Robin Windsor is a professional dancer who grew up in Ipswich and lives in London.

Windsor studied both ballroom and latin dance, going on to represent England in the World Championships and winning multiple awards.

In 2010 Windsor joined the cast of the BBC’s Strictly Come Dancing, where he has danced with celebrities including Patsy Kensit, Sara Cox, Deborah Meaden, and Lisa Riley.

In the highly competitive dance world, Windsor suffered numerous set-backs and disappointments with multiple auditions early in his career, but made his mark thanks to his drive to be ever better and not let failure be an option.
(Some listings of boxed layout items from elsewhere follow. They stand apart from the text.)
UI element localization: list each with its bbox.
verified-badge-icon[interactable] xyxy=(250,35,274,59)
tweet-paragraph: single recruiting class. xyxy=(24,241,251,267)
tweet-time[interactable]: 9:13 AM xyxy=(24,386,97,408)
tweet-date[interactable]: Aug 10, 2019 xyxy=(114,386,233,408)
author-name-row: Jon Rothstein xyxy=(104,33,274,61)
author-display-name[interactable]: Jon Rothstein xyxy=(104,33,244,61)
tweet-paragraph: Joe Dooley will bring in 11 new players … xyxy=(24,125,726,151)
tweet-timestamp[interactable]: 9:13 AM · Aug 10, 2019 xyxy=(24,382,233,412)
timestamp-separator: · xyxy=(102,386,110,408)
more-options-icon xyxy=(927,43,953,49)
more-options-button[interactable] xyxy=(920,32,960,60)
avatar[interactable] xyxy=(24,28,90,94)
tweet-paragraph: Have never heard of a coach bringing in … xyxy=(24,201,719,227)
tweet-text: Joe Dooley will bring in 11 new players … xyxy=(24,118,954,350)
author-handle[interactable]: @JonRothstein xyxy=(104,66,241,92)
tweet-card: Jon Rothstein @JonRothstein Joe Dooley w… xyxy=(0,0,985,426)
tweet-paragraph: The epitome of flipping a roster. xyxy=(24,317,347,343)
These are Robin Windsor’s top tips on how to make a glittering career in the world of dance.

Believe in yourself

Most of the jobs you get in your career will be won through auditioning, even when you start to make a name for yourself. When heading to an audition be as prepared as you possibly can be, but as importantly focus on having the most confidence you can muster up. Depending on the status of the job, you will have hundreds, and sometimes thousands of people all after the same gig, and you need to ensure sure you stand out and are memorable.

Persistence

My career would have been over before it started if I had taken every knock without getting up again. Any entertainment career will hear the word no far more than yes, particularly early in your development, so listen to advice if it’s a no, but do your best to not get too down-hearted. Persistence was my key to success, and this will be your strength to keep going through the inevitable heartbreak you will feel from time to time.

Practice

The last one only needs one word. Never, ever even think about doing anything else but PRACTICE! You can always be better than your last level, you can always get more out of that routine, and there’s only one way to do it, and that’s in the rehearsal studio.